像灵惧这样生生承受电棍电流而浑若无事的,全象京绝无仅有。
当然,如果给一干保安们亲眼目睹金身罗汉肉身抗枪的场景,恐怕他们就不会太惊讶了。
“操你妈,叫老子陪你过夜?”灵惧一脚接一脚向不知死活的杨易学踢去,脏话连篇骂个不停,活脱脱一个街头打拼出身的小瘪三,再也无复从前彬彬有礼的斯文和尚。
保安们你看看我,我看看你,大眼瞪小眼,乌龟瞪王八,谁也不敢出声。
没踢得几下,杨易学口中淌出混合有鲜血和白沫的液体,蜷缩成一团,浑身颤抖抽搐,衣服在灵惧脚下片片碎裂,要多可怜有多可怜。
“就凭你们这些个渣子,也敢来蟹委会吵事?老子今天就叫你看看,钢铁到底是怎样炼成的!”又是一脚抽中杨易学的小肚子,嘭的一声,后者腾空飞起,在半空中华丽的转体三周半。
从他嘴巴里喷出的鲜血犹若旋转音乐喷泉,也跟着身躯转了三周半,洒得满地都是。若是在旁观者角度来说,那真是赏心悦目到了极点。
可作为主角的杨易学绝不会这么想,也想不出他身在半空之时已陷入了深度昏迷。
灵惧大踏步朝前走去,冷冰冰看着比自己矮一截个头的保安部经理罗治庆:“刚才杨经理过来的时候,我好像听你在后边笑?”
“没笑,我没笑!我在劝他呢!”
灵惧左手一把抓住罗治庆的头发,右手跟着就是一耳光过去,嘴巴不干不净骂道:“你他妈的没笑?你敢说你没笑?”
“我、我……”
灵惧又是热辣辣的一巴掌摔在他脸上,道:“菩提本无树,明镜亦非台!老子打的就是你!”
罗治庆的脸庞立马像气球似的膨胀,求饶道:“先生,有话好说,我们正德赌场是专程来与你们谈判的!我们经理正在楼上,请你……”
灵惧不等他说完,又是一记沉重的耳光:“本来无一物,何处惹尘埃!你敢笑老子,就是这个下场!”只打得罗治庆头昏脑胀,口腔飞出三枚焦黄的龋齿。
其他十七名保安一窝蜂往后退,仿佛遇到猫的老鼠。
陈华遥不再关注场上局势,向酒吧新任老板问道:“老财,狄维桢还在楼上和正德赌场的人谈判?”
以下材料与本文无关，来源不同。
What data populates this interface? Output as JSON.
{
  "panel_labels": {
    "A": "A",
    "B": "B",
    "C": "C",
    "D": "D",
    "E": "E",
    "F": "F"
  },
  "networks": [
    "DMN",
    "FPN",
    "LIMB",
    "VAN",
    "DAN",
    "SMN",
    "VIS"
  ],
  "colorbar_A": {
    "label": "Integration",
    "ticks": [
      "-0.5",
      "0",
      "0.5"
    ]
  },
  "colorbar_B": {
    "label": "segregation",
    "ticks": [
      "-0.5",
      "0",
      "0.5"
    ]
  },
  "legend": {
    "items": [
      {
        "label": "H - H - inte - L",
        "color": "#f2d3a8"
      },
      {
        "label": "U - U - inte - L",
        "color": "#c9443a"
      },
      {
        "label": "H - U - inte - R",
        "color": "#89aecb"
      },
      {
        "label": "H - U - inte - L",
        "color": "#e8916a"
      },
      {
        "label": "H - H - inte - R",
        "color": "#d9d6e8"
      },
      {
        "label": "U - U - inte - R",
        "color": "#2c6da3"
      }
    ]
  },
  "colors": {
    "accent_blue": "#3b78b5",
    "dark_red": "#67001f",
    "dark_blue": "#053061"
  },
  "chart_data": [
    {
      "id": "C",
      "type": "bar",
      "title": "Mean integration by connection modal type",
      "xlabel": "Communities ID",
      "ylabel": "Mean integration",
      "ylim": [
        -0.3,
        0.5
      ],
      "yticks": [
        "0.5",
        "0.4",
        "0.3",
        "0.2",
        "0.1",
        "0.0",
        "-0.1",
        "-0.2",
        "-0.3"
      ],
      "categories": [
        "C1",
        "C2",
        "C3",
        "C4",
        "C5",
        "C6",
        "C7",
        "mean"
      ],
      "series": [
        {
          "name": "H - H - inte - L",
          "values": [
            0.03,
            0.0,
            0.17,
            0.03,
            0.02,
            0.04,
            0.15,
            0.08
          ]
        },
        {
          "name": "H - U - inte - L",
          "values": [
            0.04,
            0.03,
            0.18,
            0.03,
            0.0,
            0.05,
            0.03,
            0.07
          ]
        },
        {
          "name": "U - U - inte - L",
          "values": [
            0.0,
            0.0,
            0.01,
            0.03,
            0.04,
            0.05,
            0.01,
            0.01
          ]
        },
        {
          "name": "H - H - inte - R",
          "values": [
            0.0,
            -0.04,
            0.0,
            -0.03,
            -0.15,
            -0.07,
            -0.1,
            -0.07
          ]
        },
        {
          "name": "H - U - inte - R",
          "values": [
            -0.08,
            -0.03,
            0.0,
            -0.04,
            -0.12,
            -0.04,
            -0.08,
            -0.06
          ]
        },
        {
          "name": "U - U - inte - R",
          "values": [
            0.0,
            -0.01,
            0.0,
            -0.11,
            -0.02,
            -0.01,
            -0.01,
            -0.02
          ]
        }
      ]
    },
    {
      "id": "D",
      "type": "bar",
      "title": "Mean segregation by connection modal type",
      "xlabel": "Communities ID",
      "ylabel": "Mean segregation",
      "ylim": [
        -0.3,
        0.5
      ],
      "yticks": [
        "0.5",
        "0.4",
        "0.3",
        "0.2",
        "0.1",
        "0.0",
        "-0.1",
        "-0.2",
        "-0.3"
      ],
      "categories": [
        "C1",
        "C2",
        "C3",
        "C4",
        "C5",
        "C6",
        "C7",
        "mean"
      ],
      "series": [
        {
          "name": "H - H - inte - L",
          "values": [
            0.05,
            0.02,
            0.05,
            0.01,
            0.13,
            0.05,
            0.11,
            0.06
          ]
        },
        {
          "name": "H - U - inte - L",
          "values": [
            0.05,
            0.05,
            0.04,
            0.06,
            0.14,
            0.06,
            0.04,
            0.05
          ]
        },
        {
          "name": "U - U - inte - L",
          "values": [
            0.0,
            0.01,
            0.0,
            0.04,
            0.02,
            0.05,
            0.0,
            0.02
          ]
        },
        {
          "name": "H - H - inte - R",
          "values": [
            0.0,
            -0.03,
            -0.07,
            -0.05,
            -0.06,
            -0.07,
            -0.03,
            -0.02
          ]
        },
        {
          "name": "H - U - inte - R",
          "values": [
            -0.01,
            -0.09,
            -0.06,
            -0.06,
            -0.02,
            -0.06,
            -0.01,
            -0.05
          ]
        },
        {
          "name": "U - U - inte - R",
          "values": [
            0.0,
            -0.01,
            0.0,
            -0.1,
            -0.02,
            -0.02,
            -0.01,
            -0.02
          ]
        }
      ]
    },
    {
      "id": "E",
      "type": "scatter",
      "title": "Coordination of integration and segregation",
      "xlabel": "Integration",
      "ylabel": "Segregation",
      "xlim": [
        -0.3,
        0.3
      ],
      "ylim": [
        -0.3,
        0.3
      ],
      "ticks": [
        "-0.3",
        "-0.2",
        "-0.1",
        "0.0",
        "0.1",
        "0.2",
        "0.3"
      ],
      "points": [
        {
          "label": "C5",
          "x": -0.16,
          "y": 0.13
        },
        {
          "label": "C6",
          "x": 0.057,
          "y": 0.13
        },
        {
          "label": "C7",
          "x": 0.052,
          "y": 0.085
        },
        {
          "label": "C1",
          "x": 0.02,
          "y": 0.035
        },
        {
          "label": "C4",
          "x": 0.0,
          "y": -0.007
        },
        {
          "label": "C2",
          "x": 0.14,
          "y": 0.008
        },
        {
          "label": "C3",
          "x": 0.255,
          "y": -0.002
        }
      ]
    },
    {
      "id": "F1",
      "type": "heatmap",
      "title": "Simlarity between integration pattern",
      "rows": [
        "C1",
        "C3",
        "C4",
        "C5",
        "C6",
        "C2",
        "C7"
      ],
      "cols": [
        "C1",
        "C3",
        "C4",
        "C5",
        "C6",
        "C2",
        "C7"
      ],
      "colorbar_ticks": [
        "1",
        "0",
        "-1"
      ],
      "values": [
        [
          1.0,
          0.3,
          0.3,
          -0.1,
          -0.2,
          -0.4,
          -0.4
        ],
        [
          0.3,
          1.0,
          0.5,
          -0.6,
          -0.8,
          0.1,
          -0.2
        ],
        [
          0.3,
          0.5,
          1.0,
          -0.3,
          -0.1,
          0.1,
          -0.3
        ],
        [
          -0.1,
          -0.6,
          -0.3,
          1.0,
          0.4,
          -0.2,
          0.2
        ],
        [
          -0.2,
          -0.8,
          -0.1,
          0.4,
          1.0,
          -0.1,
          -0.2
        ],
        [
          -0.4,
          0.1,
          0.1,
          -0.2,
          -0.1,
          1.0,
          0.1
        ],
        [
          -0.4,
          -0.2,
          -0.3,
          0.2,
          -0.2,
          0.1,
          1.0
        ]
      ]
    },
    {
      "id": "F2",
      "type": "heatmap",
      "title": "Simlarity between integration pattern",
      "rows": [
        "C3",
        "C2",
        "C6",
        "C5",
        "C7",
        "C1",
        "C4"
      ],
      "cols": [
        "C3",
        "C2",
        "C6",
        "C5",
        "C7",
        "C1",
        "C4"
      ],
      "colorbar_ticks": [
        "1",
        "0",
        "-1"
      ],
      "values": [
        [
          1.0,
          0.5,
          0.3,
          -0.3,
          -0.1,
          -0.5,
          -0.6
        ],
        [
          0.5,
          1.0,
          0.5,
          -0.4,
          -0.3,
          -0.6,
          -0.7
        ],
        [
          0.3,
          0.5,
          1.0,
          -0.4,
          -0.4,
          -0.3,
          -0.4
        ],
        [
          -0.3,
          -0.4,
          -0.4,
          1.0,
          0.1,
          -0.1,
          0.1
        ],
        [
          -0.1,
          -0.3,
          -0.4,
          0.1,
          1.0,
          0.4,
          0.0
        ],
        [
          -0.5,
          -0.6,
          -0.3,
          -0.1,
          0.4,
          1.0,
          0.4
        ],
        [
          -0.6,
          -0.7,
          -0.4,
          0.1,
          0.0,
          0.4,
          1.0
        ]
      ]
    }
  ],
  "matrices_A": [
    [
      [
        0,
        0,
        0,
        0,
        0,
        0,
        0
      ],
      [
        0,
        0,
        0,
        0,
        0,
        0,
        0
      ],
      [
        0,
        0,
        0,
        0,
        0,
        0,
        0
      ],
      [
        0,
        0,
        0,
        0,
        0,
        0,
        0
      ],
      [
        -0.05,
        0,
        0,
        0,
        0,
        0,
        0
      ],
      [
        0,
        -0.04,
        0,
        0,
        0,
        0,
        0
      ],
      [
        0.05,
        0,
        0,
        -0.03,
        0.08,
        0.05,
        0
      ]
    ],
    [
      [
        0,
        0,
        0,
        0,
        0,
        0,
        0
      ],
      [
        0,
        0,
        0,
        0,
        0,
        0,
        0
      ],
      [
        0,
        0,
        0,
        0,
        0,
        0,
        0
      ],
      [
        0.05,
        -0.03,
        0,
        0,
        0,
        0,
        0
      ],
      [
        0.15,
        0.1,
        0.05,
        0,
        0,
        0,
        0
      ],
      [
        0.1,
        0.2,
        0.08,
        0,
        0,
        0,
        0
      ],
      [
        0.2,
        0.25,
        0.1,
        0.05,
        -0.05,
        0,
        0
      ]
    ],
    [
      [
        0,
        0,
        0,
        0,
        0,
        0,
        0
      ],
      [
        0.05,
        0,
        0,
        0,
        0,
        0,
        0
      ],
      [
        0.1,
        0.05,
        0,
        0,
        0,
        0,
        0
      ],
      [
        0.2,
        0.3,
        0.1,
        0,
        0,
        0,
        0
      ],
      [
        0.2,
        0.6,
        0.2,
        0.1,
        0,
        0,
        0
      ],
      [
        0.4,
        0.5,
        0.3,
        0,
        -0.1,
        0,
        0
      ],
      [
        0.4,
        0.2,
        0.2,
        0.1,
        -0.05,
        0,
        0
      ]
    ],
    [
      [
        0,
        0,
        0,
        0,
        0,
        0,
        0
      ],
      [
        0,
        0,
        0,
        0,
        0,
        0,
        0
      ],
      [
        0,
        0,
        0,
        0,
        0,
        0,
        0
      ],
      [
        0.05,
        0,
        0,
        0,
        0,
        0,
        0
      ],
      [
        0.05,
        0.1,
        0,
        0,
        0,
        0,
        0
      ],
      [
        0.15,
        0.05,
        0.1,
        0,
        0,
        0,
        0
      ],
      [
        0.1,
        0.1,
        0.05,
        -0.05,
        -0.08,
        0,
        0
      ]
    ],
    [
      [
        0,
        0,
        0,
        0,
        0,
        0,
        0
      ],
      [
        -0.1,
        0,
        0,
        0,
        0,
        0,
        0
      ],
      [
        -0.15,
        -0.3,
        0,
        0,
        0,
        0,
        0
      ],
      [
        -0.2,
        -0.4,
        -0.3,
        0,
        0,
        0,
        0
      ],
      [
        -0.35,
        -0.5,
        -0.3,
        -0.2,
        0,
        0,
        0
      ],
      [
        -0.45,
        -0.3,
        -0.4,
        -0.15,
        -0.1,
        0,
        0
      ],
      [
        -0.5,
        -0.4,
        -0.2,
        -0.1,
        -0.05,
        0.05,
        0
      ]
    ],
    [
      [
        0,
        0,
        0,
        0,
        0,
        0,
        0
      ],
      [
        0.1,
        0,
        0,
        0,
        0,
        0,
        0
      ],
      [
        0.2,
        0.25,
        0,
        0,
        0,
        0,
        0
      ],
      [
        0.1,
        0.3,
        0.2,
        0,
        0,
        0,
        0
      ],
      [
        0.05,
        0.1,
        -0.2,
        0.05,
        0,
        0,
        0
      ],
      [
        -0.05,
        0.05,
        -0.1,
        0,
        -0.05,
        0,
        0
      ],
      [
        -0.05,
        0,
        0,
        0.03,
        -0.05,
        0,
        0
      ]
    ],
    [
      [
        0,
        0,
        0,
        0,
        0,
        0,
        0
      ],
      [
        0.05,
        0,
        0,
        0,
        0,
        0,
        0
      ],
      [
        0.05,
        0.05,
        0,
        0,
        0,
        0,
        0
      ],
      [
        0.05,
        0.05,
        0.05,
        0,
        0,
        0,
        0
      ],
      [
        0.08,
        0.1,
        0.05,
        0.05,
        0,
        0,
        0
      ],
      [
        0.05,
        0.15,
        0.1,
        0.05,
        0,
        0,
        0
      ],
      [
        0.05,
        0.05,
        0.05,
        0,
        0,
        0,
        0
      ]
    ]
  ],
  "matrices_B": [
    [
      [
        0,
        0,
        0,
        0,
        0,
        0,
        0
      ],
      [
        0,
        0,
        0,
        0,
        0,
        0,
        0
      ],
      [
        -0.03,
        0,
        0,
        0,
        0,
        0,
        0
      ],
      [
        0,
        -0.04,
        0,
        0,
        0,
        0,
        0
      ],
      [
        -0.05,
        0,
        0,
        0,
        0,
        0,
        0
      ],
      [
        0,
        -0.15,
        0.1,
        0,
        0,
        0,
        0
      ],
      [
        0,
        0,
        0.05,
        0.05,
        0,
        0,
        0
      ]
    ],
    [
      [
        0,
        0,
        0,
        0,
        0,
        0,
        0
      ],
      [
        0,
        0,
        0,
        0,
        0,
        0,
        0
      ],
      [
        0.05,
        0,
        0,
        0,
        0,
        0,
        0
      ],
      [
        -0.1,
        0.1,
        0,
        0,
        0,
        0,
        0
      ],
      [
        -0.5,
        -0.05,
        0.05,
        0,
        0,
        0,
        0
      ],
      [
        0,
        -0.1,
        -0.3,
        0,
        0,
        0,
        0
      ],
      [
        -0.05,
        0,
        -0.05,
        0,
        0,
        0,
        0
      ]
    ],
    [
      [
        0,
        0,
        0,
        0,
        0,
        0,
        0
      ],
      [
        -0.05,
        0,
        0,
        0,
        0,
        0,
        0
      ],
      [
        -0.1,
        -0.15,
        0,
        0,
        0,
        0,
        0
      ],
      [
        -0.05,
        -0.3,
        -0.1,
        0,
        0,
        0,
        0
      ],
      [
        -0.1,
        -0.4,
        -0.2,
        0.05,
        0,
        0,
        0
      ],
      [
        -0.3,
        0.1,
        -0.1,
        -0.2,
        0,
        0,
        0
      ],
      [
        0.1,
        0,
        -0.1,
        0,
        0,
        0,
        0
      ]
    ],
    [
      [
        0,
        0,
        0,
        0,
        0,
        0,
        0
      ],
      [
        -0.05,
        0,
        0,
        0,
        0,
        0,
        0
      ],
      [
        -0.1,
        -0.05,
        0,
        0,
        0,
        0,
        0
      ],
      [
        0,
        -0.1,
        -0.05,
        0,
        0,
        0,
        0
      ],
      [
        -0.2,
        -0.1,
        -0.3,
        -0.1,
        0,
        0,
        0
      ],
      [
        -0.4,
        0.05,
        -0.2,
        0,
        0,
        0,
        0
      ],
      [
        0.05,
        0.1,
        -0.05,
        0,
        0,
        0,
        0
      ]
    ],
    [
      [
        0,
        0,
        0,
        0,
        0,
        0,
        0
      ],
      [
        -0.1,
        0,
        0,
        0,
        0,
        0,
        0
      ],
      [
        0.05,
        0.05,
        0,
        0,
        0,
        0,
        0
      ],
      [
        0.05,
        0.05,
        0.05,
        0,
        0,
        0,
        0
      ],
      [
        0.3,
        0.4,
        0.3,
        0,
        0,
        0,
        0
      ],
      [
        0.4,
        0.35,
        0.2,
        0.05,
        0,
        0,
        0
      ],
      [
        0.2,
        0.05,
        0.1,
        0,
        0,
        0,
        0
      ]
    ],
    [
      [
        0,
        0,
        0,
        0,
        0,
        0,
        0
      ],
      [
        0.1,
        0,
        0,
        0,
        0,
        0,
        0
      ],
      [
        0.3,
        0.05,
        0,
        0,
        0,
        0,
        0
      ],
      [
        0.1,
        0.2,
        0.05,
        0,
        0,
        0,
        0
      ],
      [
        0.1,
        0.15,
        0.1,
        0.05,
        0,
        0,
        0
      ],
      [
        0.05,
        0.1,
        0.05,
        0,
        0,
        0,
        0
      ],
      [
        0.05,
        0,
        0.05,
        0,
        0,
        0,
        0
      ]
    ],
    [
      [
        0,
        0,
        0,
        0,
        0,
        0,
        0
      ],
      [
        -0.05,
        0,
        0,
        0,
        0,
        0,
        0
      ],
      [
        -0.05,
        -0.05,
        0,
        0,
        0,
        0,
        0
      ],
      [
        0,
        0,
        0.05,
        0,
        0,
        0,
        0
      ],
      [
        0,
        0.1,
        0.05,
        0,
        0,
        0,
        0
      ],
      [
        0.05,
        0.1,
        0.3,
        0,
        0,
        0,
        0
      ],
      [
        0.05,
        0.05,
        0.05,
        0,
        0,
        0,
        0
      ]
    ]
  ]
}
“请称呼我为学友!”张友财严肃的说:“已经谈了半个多钟头,至今还不见动静。怎么?你要去指导指导?”
陈华遥道:“这几个小保安在楼下如此霸道,楼上的人更不知该如何嚣张,我得去参观参观。老财,让人上茶,要牛蒡茶,我最近喜欢上了那种味道。”
“请叫我的艺名:学友。”
“好的老财,没问题老财。”
红河谷酒吧二楼包间与金帝天那种级别的夜总会相比,只能叫做寒酸。
三十平米左右空间,陈旧的地板砖,周围贴满花花绿绿的墙纸,有一扇面向街口的窗户,还有一套卡拉ok设备,电视播放沈幽桐的最新专辑MTV,看起来就像三线小城市简陋的大排档包间。
陈华遥敲门的时候,蟹委会和正德赌场的人相对而坐,发出激烈的争吵,桌上的茶水动都没动过。
蟹委会的代表是狄维桢,正德赌场则来了两个人,一个是还不到三十岁的女人,一个是她的男秘书。
这女人是正宗的正德赌场总经理赵楚楚,也就是常说的CEO,负责经营赌场,掌握很大的权力。
盘着头发,黑衣黑裙黑丝袜,透过门口看去,她的侧脸线条略显刚硬,尖尖的下巴留给人“寸步不让”的印象。
陈华遥的敲门声引起里面人的注意,大家朝他望来,狄维桢便起身道:“赵总,这是我们委员长的陈委员长。委员长,这是正德赌场的赵楚楚总经理。”
“让我来谈吧。”陈华遥说。
狄维桢依言给委员长让出主位。
“你们谈到什么地方了?”
赵楚楚朝他点点头,礼貌的说:“陈委员长,你好。是这样的,经过我们正德博彩公司董事会的讨论达成的决议,我公司自本月起将不再向你方支付管理费,而贵会必须向我们归还从前无故支付的管理费,共计七千二百万华元。至于利息,我公司决定给予免除。请看,这是我公司的会议文件复印件和每月支付管理费收据的复印件。”(未完待续)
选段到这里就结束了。